Am nächsten Tag nehmen wir die rund zweihundert Kilometer nach Haines in Alaska unter die Räder. Auch wenn die Bergspitzen wieder in den Wolken hängen, bieten sich unterwegs schöne Ausblicke in das Tal des Tatshenshini River, an den Million Dollar Falls und auf die umgebende Gebirgskulisse. Erst als nach dem Chilkat Pass (1.065 m) die steile Abfahrt zur Küste beginnt, tauchen wir ein in das feuchte Klima des Regenwaldes und der allgegenwärtige Niederschlag nimmt uns die Aussicht.

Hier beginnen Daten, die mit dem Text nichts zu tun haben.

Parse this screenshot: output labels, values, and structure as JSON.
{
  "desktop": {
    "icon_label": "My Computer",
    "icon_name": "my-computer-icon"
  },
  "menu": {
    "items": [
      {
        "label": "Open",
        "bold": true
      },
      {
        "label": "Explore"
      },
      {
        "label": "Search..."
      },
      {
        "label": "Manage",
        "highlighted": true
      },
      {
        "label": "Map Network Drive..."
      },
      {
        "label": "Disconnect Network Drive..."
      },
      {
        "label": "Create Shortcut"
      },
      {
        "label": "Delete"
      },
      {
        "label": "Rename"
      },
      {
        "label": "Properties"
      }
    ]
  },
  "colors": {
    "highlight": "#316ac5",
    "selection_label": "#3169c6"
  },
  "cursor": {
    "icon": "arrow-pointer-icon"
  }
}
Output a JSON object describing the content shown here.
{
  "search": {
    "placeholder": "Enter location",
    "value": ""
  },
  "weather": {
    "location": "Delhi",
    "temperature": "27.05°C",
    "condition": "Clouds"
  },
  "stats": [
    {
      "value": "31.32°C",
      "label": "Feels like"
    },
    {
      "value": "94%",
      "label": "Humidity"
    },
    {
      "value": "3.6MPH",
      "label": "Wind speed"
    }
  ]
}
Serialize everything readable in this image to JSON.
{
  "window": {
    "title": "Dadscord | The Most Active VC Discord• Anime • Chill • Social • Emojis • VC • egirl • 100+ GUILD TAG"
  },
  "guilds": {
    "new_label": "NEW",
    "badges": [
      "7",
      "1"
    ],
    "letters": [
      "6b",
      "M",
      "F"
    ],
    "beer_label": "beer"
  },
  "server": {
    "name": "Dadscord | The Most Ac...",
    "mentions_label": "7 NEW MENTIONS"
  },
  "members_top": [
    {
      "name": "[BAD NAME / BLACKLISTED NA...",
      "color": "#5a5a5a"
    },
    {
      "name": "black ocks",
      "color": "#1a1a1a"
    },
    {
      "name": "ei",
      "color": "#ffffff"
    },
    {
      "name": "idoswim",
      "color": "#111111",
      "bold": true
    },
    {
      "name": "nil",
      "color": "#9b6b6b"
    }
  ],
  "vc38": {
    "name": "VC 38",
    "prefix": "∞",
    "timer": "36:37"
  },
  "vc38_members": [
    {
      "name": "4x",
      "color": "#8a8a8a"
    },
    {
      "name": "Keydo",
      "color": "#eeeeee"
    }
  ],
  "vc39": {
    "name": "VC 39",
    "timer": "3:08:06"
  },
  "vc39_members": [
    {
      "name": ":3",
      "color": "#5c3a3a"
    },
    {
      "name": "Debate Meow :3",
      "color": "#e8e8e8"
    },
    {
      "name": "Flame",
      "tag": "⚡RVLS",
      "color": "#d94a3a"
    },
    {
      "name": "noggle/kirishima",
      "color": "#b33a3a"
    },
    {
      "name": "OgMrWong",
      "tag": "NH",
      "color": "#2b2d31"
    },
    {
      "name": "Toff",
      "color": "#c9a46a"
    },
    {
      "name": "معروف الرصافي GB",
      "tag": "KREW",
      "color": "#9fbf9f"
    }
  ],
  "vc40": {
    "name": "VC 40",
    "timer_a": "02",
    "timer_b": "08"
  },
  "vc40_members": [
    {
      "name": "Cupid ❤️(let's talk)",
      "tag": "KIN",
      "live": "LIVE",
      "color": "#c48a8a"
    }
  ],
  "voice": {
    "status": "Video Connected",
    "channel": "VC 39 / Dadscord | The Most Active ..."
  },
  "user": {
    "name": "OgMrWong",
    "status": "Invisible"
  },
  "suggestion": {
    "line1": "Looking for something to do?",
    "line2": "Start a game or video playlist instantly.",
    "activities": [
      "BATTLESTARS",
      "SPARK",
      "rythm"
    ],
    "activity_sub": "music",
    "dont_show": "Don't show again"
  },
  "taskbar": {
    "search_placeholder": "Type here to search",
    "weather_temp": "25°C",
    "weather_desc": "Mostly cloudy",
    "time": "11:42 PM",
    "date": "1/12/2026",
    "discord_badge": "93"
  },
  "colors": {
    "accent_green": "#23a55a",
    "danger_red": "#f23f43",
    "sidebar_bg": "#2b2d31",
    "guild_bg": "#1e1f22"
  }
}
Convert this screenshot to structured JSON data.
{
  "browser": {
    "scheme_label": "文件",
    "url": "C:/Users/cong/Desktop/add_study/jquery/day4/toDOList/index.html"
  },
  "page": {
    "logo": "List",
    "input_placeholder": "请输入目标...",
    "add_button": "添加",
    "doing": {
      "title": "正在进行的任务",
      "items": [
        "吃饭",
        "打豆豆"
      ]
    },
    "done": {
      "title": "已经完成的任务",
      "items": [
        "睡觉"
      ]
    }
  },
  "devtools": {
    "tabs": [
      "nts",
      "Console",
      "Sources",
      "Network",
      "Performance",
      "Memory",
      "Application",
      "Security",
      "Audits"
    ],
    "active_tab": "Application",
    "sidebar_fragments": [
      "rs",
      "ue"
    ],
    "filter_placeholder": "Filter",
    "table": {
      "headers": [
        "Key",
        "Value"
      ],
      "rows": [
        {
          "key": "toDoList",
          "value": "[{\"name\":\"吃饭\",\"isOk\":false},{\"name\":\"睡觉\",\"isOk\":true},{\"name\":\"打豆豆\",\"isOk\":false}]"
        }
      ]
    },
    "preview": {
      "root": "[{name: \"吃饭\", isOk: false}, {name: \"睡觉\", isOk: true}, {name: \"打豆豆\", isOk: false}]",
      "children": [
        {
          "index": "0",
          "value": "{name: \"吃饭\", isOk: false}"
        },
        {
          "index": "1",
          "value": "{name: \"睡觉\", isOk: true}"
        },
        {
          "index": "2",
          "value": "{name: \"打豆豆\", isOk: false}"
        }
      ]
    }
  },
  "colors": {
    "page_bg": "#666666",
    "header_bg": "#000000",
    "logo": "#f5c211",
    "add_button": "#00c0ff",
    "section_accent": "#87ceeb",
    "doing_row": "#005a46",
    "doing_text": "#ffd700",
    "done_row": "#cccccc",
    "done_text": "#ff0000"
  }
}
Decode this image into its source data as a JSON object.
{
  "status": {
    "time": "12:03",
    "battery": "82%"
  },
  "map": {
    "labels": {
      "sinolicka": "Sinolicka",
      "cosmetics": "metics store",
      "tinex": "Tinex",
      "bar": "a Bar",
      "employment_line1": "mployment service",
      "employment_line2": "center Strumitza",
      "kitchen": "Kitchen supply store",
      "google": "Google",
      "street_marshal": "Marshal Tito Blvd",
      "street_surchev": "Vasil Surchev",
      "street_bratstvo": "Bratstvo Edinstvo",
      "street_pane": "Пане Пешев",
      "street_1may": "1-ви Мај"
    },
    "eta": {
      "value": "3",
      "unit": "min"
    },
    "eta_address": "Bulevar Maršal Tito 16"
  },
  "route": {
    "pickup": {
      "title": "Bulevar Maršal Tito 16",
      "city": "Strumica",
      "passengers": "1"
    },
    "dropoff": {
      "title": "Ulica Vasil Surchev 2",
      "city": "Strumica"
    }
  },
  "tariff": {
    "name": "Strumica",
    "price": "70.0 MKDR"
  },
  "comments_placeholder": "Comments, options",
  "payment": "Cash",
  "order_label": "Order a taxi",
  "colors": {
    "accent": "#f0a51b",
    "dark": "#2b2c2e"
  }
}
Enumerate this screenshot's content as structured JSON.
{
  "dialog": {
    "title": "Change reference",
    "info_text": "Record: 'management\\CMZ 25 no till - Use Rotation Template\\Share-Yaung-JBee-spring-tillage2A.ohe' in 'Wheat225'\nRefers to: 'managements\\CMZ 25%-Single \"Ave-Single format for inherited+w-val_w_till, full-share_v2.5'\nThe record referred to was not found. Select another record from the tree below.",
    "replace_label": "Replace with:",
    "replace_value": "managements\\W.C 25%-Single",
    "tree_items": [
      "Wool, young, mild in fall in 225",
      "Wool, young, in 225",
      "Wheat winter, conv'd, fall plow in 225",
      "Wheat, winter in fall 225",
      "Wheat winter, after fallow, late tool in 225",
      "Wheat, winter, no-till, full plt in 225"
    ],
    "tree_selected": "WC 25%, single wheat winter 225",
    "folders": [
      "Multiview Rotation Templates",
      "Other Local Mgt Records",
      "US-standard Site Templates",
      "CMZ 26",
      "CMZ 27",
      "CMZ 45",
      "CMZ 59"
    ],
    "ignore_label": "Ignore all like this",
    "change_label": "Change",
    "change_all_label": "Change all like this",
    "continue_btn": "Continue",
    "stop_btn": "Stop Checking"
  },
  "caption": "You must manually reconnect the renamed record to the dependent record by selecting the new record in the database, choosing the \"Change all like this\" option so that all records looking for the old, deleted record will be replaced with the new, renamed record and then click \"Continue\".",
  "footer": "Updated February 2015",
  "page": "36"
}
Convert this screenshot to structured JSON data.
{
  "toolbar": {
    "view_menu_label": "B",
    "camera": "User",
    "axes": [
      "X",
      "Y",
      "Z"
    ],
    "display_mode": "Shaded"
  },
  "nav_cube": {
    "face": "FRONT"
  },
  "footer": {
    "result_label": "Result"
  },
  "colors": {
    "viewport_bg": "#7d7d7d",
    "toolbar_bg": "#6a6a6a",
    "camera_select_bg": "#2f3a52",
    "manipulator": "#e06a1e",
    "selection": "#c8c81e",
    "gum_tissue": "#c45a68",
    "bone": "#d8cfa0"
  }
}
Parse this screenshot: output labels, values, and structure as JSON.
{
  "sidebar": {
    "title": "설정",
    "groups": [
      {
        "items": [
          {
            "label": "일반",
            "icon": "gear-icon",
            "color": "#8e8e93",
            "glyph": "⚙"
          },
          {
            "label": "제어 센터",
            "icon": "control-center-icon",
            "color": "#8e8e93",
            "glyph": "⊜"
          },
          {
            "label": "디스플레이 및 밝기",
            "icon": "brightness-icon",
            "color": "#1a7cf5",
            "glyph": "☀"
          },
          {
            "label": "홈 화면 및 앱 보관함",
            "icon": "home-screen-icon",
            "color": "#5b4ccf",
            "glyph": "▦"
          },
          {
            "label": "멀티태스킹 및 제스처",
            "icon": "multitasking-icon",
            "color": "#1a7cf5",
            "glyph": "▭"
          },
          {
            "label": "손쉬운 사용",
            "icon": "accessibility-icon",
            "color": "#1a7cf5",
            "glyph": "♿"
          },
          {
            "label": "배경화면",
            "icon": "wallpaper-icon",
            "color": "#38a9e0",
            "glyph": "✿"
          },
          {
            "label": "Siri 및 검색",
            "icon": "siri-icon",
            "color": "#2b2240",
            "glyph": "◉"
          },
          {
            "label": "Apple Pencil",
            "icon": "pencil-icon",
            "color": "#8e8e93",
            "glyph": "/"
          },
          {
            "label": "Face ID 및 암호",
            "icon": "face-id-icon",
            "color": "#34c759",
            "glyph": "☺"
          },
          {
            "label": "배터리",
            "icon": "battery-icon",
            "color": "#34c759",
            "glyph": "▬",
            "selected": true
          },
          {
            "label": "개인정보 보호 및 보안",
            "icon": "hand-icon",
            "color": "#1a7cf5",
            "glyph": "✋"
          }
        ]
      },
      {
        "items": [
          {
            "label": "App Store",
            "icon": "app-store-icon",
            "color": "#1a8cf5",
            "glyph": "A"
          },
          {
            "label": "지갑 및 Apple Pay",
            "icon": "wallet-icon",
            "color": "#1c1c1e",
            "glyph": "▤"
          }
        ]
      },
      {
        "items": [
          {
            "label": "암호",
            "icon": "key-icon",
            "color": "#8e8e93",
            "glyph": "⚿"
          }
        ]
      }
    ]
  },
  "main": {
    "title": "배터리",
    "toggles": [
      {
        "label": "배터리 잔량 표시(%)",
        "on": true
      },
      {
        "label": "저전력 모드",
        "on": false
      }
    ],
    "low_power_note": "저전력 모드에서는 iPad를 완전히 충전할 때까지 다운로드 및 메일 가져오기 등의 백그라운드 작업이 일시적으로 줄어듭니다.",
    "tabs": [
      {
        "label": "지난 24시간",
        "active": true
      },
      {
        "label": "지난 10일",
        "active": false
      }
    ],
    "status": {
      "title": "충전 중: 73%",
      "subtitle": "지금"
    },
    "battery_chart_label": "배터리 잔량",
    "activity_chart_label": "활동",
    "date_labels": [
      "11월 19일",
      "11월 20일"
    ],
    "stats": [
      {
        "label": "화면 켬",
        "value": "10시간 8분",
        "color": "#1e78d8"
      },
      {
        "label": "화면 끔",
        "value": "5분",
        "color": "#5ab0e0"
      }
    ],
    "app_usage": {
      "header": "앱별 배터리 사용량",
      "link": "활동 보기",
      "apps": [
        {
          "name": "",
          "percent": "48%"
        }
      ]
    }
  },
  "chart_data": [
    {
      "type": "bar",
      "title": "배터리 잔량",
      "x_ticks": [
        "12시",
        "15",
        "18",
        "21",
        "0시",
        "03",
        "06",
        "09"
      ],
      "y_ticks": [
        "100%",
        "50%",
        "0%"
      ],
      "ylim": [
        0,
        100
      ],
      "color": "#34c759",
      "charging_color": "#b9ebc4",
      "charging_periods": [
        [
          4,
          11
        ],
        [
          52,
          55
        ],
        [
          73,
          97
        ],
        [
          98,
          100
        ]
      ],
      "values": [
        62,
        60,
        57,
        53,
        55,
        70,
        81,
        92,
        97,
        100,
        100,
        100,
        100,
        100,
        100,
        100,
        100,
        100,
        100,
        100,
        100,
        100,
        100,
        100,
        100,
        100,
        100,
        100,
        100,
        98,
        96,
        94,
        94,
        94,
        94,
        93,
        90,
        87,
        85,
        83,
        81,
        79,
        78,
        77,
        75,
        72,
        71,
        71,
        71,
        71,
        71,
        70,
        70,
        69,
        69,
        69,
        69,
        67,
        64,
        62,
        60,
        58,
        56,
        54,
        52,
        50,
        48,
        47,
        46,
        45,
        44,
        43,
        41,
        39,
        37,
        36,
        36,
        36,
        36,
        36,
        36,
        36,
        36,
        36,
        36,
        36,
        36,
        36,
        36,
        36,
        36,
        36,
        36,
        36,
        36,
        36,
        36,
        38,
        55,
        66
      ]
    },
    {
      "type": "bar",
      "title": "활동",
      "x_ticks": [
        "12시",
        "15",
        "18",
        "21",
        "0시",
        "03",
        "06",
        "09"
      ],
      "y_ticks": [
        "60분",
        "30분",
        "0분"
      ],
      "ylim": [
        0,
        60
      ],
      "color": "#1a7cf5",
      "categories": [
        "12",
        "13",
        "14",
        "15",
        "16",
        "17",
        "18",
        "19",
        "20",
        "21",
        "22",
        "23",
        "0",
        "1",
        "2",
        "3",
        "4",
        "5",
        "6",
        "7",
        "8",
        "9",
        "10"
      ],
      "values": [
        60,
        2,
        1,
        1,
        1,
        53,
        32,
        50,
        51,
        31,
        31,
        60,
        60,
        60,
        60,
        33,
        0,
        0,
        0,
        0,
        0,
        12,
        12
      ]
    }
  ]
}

Der Grenzübertritt nach Alaska verläuft problemlos, auch wenn Officer Hayes die Autorität eines Schuldirektors der Kaiserzeit ausstrahlt. Als wir zwei Tage später wieder zurück fahren, ist er viel freundlicher, scherzt, gibt jedem die Hand und wünscht uns einen “safe trip”. Mit an Bord ist diesmal Stan Boor von Alaska River Outfitters. Er wird unseren Mietwagen wieder zurück nach Haines bringen. Stan ist ein äußerst erfahrener Mann, der den Tatshenshini als Raftguide bereits dutzende Male befahren hat. Von ihm erfahren wir, dass der Wasserstand des Flusses auf Grund des Regen reichen Sommers höher ist als sonst um diese Jahreszeit. Das hebt die eh vorhandene Spannung weiter an, da der Wildwasser-Abschnitt im Tatshenshini-Canyon schon bei moderaten Wasserständen mit Schwierigkeiten bis zu III+ angegeben wird.
Gleich hinter der Grenze zwischen British Columbia und dem Yukon befindet sich ein Camp von Tatshenshini Expeditions am Haines Highway. Ab hier startet das Outdoor-Unternehmen Tagestrips für Touristen in großen Schlauchbooten auf dem Blanchard River, der nach zehn Kilometern in den Tatshenshini mündet, bis Dalton Post, der offiziellen Einsatzstelle für die eigentliche Flusstour. Wenn wir schon mal hier sind, wollen wir die vierunddreißig Kilometer lange Strecke, die als zum Teil wuchtiges Wildwasser bis Stufe IV beschrieben wird, auch befahren. Allerdings mit leeren Booten. So bringen wir zunächst unsere Ausrüstung hinunter nach Dalton Post. Ende des 19. Jahrhunderts befand sich hier der Handelsposten von Jack Dalton. Übrig davon ist nur noch eine verfallene Blockhütte mitten im Busch. Unser Gepäck deponieren wir in einem alten Schulbus mit Hänger, mit dem die Raftguides von Tatshenshini Expeditions ihre Gäste und die Schlauchboote wieder zurück bringen. Knapp zwei Stunden später liegen Peter’s Outside und unser Ally startbereit am Ufer des Blanchard River. Stan ist schon wieder auf dem Rückweg nach Haines, nicht ohne vorher interessiert und anerkennend den Aufbau des Faltkanadiers zu beobachten. Durchaus mit Herzklopfen machen wir uns an die uns unbekannte Strecke. Es wird ein herrlicher Wildwasserspass in einer traumhaften Landschaft. Beginnt es zunächst noch recht steinig und verblockt, geht es später wuchtiger auf dem Tatshenshini weiter. Nahezu ununterbrochen folgt eine Stromschnelle der anderen. Voller Euphorie erreichen wir am Abend Dalton Post. Unser Abendessen kochen wir im Bus. Anschließend stellt Peter sein Tunnelzelt auf, während wir es uns einfach machen und unsere Isomatten und Schlafsäcke im hinteren Teil des Busses ausbreiten.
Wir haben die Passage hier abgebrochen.